Want three hots and a cot, a tv, and people who will treat you respectfully and professionally? Many people know the magic words to get it. Imagine how crappy your life must be if a day in an ER or psych unit is an improvement over your regular life.

As an ER nurse, it's not my job to assess their motivation, just to keep them safe. I treat recurring psych patients the same as medical- according to their behavior. For example if somebody, in a civil manner, tells me they are hungry, I will order them a tray. If you demand food immediately because you are a diabetic, or have low blood sugar, or whatever, I will do a fsbs, which takes me longer than ordering a meal. If your sugar is OK, and it always is, Nothing. Maybe a saltine.

Bottom line, is these patients are no different to me than any other broad category of patient. Somebody being rude or abusive doesn't affect me. It's annoying, but so are mosquitos and humidity. Just a fact of life.

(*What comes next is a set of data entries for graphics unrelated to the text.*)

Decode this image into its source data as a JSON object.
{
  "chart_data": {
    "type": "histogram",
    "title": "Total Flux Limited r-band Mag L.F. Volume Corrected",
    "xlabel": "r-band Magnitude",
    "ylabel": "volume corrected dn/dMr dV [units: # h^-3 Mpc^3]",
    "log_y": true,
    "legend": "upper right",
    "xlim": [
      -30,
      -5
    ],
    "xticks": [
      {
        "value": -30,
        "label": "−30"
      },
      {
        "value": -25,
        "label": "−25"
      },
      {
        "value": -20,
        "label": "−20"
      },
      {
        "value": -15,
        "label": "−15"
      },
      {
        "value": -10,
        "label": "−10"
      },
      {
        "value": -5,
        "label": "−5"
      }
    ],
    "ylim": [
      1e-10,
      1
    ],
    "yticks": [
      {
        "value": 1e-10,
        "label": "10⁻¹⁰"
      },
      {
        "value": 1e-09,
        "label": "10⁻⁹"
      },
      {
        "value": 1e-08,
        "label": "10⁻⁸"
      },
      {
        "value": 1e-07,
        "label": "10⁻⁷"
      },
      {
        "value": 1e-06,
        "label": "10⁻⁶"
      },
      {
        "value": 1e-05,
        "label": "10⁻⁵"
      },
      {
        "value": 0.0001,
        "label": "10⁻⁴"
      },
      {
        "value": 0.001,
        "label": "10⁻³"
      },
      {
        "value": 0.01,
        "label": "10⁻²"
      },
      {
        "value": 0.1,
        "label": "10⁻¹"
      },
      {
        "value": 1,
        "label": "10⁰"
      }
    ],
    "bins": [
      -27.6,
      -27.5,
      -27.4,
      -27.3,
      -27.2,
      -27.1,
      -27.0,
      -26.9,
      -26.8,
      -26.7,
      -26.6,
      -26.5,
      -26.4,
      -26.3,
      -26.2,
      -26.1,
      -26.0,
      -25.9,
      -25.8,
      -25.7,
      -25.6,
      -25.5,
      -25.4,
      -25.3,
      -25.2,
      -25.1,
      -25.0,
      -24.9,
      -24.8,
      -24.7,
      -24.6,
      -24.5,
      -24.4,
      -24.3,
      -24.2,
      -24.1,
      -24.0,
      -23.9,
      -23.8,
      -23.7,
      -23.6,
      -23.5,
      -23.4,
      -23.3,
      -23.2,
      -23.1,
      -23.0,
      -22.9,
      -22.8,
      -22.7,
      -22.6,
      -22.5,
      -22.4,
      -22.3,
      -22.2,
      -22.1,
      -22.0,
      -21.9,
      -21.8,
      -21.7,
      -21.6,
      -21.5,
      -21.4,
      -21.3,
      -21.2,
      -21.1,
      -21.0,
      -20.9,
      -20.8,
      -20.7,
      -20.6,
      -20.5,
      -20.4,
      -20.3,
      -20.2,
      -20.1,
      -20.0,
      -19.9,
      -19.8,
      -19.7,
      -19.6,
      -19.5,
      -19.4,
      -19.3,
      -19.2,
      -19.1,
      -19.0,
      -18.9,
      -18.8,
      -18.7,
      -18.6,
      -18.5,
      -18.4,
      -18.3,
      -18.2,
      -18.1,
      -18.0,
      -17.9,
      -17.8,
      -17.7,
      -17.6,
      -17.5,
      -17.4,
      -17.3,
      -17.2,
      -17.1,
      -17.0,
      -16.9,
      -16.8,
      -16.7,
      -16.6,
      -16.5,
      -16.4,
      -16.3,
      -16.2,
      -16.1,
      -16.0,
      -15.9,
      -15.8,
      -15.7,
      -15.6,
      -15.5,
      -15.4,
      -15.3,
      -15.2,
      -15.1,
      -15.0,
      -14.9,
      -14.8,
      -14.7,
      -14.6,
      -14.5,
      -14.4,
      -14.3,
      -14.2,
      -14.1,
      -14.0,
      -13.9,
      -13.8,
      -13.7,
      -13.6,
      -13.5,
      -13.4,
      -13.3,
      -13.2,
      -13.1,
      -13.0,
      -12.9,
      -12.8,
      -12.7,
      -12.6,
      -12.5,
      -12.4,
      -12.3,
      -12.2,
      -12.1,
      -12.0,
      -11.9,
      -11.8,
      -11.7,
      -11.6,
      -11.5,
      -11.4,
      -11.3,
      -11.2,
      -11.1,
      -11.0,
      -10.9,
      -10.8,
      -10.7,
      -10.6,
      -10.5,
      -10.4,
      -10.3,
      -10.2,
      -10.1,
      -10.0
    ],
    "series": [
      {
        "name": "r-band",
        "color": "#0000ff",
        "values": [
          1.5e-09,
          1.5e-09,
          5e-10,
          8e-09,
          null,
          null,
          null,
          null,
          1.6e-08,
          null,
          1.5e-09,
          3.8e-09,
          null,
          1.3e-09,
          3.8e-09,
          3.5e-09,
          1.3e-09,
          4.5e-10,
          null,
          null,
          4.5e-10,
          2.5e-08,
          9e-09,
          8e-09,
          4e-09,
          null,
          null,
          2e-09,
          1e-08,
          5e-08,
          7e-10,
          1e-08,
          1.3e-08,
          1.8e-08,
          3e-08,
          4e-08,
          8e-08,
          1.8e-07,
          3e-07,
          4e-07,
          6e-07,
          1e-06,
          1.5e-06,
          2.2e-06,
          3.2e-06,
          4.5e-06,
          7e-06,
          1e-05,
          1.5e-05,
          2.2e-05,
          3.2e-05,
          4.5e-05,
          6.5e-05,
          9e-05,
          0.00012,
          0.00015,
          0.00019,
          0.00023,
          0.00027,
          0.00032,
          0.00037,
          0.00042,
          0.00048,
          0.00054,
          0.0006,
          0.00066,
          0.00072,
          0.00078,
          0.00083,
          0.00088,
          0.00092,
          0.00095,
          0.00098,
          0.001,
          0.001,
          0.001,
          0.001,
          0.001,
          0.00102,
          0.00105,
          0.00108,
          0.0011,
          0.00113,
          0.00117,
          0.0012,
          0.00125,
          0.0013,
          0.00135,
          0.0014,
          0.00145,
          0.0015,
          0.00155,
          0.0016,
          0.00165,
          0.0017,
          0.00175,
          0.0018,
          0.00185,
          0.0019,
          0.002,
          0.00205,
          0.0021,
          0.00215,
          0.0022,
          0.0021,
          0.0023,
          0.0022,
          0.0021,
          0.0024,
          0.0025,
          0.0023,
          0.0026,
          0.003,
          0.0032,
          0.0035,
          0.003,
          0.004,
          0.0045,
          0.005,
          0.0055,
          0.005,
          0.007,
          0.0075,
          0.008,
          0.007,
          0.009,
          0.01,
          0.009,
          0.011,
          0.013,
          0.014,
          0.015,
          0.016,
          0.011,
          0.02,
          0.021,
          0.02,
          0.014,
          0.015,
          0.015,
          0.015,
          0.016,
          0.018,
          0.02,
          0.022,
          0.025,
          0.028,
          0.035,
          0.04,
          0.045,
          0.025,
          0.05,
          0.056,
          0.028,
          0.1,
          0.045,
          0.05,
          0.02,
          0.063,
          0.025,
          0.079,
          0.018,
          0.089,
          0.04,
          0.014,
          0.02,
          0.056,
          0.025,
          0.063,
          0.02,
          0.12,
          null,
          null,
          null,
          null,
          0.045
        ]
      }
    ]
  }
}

The way I see it, people who want to harm themselves are in pain. They are hurting from whatever horrible thing or multiple things that have happened in their lives, and they don't know how to cope with it all. If you are fortunate enough to have never been abused or to have never experienced a tragic loss or to have had a functional family environment while growing up, particularly in early childhood, then it may be hard to understand the type of pain this person is experiencing. It might be helpful if, just as you can empathize with the guy who has the femur fracture, you could try to imagine what it must be like to live in emotional hell every single day of your life.

Specializes in ED.

We used to get the influx of Suicidal Ideation pts when the weather got crappy. After a few days of rain the homeless pts that did not want to necessarily go thru CT scans, lab draws, etc would claim SI instead of vague abdominal complaints. Then they at least could boss the psych tech around, get a few warm meals and maybe even and shower if they proved that they could walk with a steady gait and not acting like a total A hole. One guy used to come in monthly claiming SI and got to the point that if we told him to wait in the waiting room because it really was busy he would run out to the street and lay down in the street which would send security out there dragging him into the ED and a bed in the hall for his suicide attempt which I personally saw as him having a control issue, lack of patience, and chronic abuser of the system. I honestly doubt he would have flung himself in the street if he actually saw the bus coming down the street.